Alan Dershowitz appeared on Ari Melber's show, The Beat, last night, to outline his strategy for defending Donald Jenius Trump against impeachment charges in the Senate trial. Immediately after Dersh's appearance, Melber turned to former federal prosecutor, Maya Wiley for her impressions. They were...unfavorable.

MELBER: Maya, what did you think of the professor's remarks?

WILEY: I thought they were incredible. And what I mean by that is that there are a large number of Constitutional scholars. We heard three of them testify before the House Judiciary Committee, who said, abuse of power is absolutely something that a president can be impeached for. And by the way, the fourth Constitutional scholar, who was called by the Republicans, John Turley, also conceded that had a president could be impeached for abuse of power. His argument was that there was insufficient evidence, which is a different argument from Alan Dershowitz's.

MELBER: And yet, Professor Dershowitz is surfacing something that we know for a fact that it will come up at this high stakes trial, which is there was a debate over whether to include bribery, viewers of this show know we discussed that, reported on it, and they went with abuse of power. He says that there is absolutely no way to support abuse of power. As you mentioned, there is, and there is a text on that. But, is it interesting to you, given his real experience in court rooms, that he is seizing on that and he wants to make this a high sort of constitutional, textual debate about, maybe you picked the wrong thing. Maybe it's not even a high crime.
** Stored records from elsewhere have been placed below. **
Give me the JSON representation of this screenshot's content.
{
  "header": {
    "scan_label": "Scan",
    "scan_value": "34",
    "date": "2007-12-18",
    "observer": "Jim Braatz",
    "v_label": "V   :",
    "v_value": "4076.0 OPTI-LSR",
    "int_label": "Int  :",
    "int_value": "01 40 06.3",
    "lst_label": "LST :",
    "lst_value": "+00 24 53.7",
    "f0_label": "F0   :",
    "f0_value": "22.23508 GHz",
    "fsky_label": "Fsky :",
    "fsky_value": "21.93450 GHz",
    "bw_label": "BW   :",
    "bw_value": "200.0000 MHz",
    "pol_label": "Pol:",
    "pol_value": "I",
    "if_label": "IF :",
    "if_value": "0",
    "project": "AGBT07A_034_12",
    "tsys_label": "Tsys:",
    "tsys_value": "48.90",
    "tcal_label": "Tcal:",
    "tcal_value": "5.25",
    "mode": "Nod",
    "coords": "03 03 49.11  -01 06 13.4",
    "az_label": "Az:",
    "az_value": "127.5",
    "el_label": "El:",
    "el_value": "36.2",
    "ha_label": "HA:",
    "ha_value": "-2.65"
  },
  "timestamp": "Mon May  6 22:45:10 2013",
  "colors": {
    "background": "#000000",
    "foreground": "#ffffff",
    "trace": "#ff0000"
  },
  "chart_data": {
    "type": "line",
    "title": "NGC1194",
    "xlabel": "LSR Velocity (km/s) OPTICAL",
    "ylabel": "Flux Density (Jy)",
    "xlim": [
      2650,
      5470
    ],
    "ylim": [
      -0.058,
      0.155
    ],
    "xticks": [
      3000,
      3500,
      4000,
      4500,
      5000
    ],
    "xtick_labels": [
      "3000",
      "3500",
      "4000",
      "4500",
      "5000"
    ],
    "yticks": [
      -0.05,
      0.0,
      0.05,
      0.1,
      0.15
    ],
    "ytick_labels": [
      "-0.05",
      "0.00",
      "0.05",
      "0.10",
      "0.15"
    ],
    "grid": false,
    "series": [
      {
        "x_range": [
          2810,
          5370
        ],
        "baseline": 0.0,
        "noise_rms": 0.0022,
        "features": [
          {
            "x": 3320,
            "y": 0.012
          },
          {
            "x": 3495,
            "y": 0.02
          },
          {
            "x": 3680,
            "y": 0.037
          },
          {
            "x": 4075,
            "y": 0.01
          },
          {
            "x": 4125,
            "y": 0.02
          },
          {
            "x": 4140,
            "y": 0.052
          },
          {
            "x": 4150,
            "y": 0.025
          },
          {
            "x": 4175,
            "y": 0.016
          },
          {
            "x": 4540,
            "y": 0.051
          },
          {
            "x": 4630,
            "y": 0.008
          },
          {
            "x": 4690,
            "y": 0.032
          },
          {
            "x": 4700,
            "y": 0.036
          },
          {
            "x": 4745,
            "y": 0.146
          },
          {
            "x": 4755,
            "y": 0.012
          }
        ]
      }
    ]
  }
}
WILEY: As a strategy I think it can help serve the argument that these aren't impeachable offenses that's the it turns to being an evidentiary standard. Which I would find ironic because we have an obstruction. I found that argument implausible. That a president can assert executive privilege over every single shred of everything in government. And then somehow not be obstructing Congress, when that's not even the way the privilege functions.
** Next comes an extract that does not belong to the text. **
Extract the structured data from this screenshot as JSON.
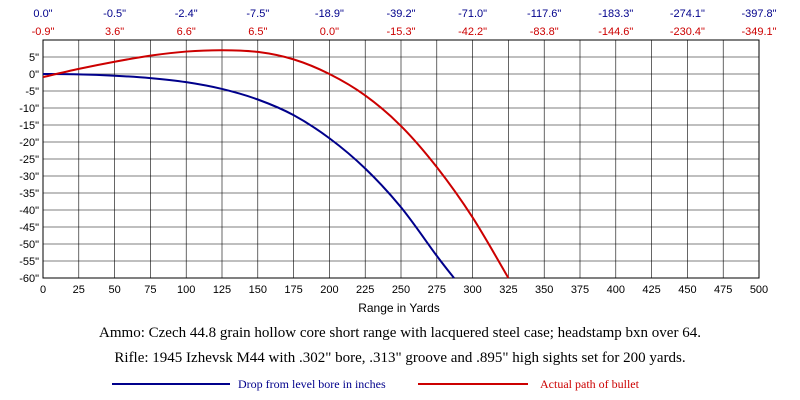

MELBER: And then briefly, before I turn to drew, I'm curious, because we've been through so many stories together, Maya, what did you think Professor Dershowitz who I know does things for a reason and has a strategy. What is his interest and emphasis on trying distinguish his role? We got into, finally concede, he'll be going out on that floor as Trump lawyer. There are no people allowed, there's no guests, no plus ones at the Senate trial. What is he getting out there, and trying to say he's different than other lawyers, somehow.

WILEY: I think it is two things. One, there is some liability to having an Alan Dershowitz as your defense attorney. because he's been implicated, not in the sense of being charged. just want to be clear I'm not saying there's sufficient facts. But Alan Dershowitz is implicated in some relationship with Jeffrey Epstein.

MELBER: Which is a big controversy for the administration.

WILEY: Not a good look of but it's also, one last point quickly, it is also that it enables him to be seen as an independent analyzer of the Constitution.

MELBER: Which is an argument he will be making, when in fact he'll be a zealous advocate.

Basically, there is not one Constitutional scholar or legal mind worth their salt willing to assert that abuse of power is not impeachable. Here we have Alan Dershowitz, though, pledging to pursue that very strategy. And Maya Wiley finds that, well, incredible.